What happened last night was predictable. Mitt Romney was well prepared and, without being uncivil, he went on the attack...[h]e laid out broad themes, and it was easy to foresee what he would say. It was easy because Barack Obama is a sitting duck. His is a failed Presidency -- and everyone who has been paying attention who is not blinded by partisan passion knows it.
Obama inherited a recession and, without bothering to disguise what he was up to, dedicated himself to exploiting it for the purpose of jamming through a radical program, dear to his party, that never had public support. About the recession, he did nothing, assuming that the economy would bounce back quickly, as it usually does, and that he would get the credit for the recovery. In fact, everything that he did do when he and his party were fully in control -- the looting bill thinly disguised as a stimulus bill, Obamacare, and Dodd-Frank -- retarded the recovery.I was surprised at those who were surprised that a top student from Harvard Law and Harvard B school would be prepared with a solid case against BO. Rahe outlines what happened:
If Barack Obama seemed halting, uncomfortable, exhausted, and depressed last night, it was because he was saddled with defending the indefensible.
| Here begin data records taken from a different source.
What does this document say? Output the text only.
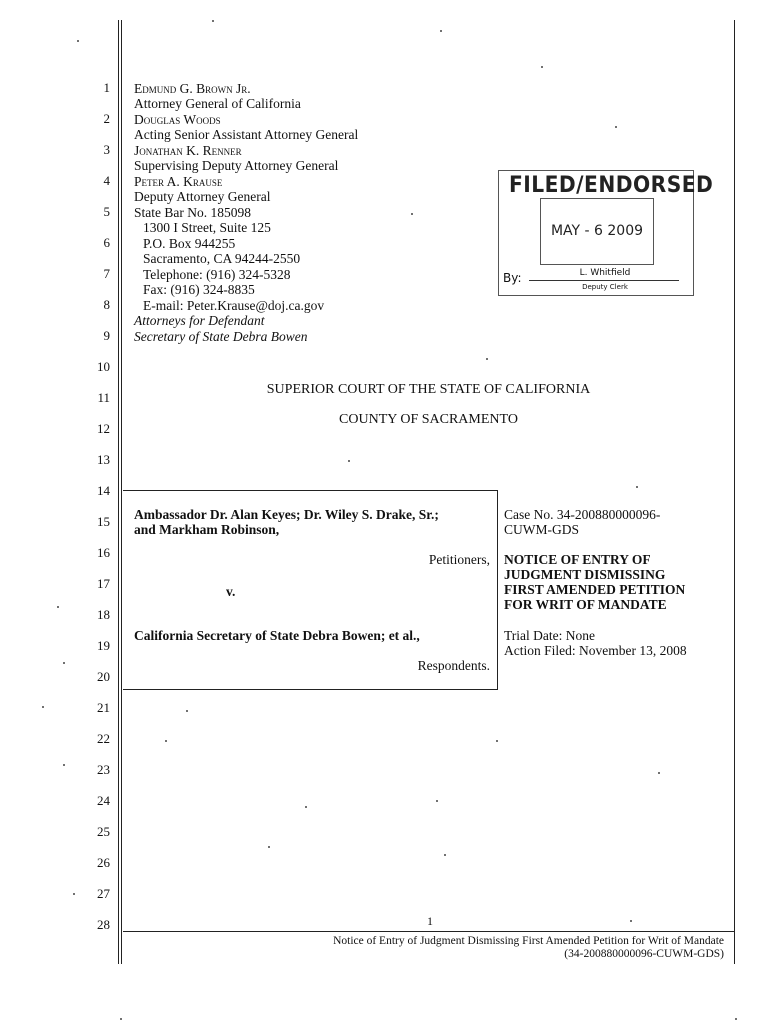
1
2
3
4
5
6
7
8
9
10
11
12
13
14
15
16
17
18
19
20
21
22
23
24
25
26
27
28
Edmund G. Brown Jr.
Attorney General of California
Douglas Woods
Acting Senior Assistant Attorney General
Jonathan K. Renner
Supervising Deputy Attorney General
Peter A. Krause
Deputy Attorney General
State Bar No. 185098
1300 I Street, Suite 125
P.O. Box 944255
Sacramento, CA 94244-2550
Telephone: (916) 324-5328
Fax: (916) 324-8835
E-mail: Peter.Krause@doj.ca.gov
Attorneys for Defendant
Secretary of State Debra Bowen
FILED/ENDORSED
MAY - 6 2009
By:	L. Whitfield
Deputy Clerk
SUPERIOR COURT OF THE STATE OF CALIFORNIA
COUNTY OF SACRAMENTO
Ambassador Dr. Alan Keyes; Dr. Wiley S. Drake, Sr.;
and Markham Robinson,
Petitioners,
v.
California Secretary of State Debra Bowen; et al.,
Respondents.
Case No. 34-200880000096-
CUWM-GDS
NOTICE OF ENTRY OF
JUDGMENT DISMISSING
FIRST AMENDED PETITION
FOR WRIT OF MANDATE
Trial Date: None
Action Filed: November 13, 2008
1
Notice of Entry of Judgment Dismissing First Amended Petition for Writ of Mandate
(34-200880000096-CUWM-GDS)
What could he say?...
For the first time in his life, Barack Obama was cornered. For the first time in his life, he was to be held accountable for his achievements. He was the ultimate affirmative action baby, and he had always been given a free pass. He had always run -- for chairman of the Harvard Law Review, for the Illinois state senate, for the United States Senate, and for the Presidency -- on promise. Now he was an executive running for re-election, and he was going to be held responsible for what he had done and for what he had failed to do. And, to make matters worse, he had been deprived of his security blanket. He did not have a teleprompter to fall back on.
I wrote back in June that Obama would not fare well when he was finally confronted with his record. He didn't. I hope Rahe's crystal ball is working:
I have long thought that there would be a landslide in November, and I have not been shy in advertising my expectations. I first became aware that a realignment was possible in the late winter and early Spring of 2009 when the Tea Party emerged. I became more confident that we were witnessing a seismic shift in American politics in August 2009 when older Americans appeared at town meetings to shout down Congressmen and Senators who supported Obamacare. At that time, I predicted that the Democratic Party would be decisively defeated in the November 2010 midterm elections. The only question left thereafter was whether Barack Obama would pull a Bill Clinton and negotiate a bipartisan debt-reduction deal with the Republicans in 2011. When he balked at the prospect, I figured that, if the Republicans found a candidate eager to win and willing to run as a principled admirer of the American constitution and of the free market, the President would lose and lose big.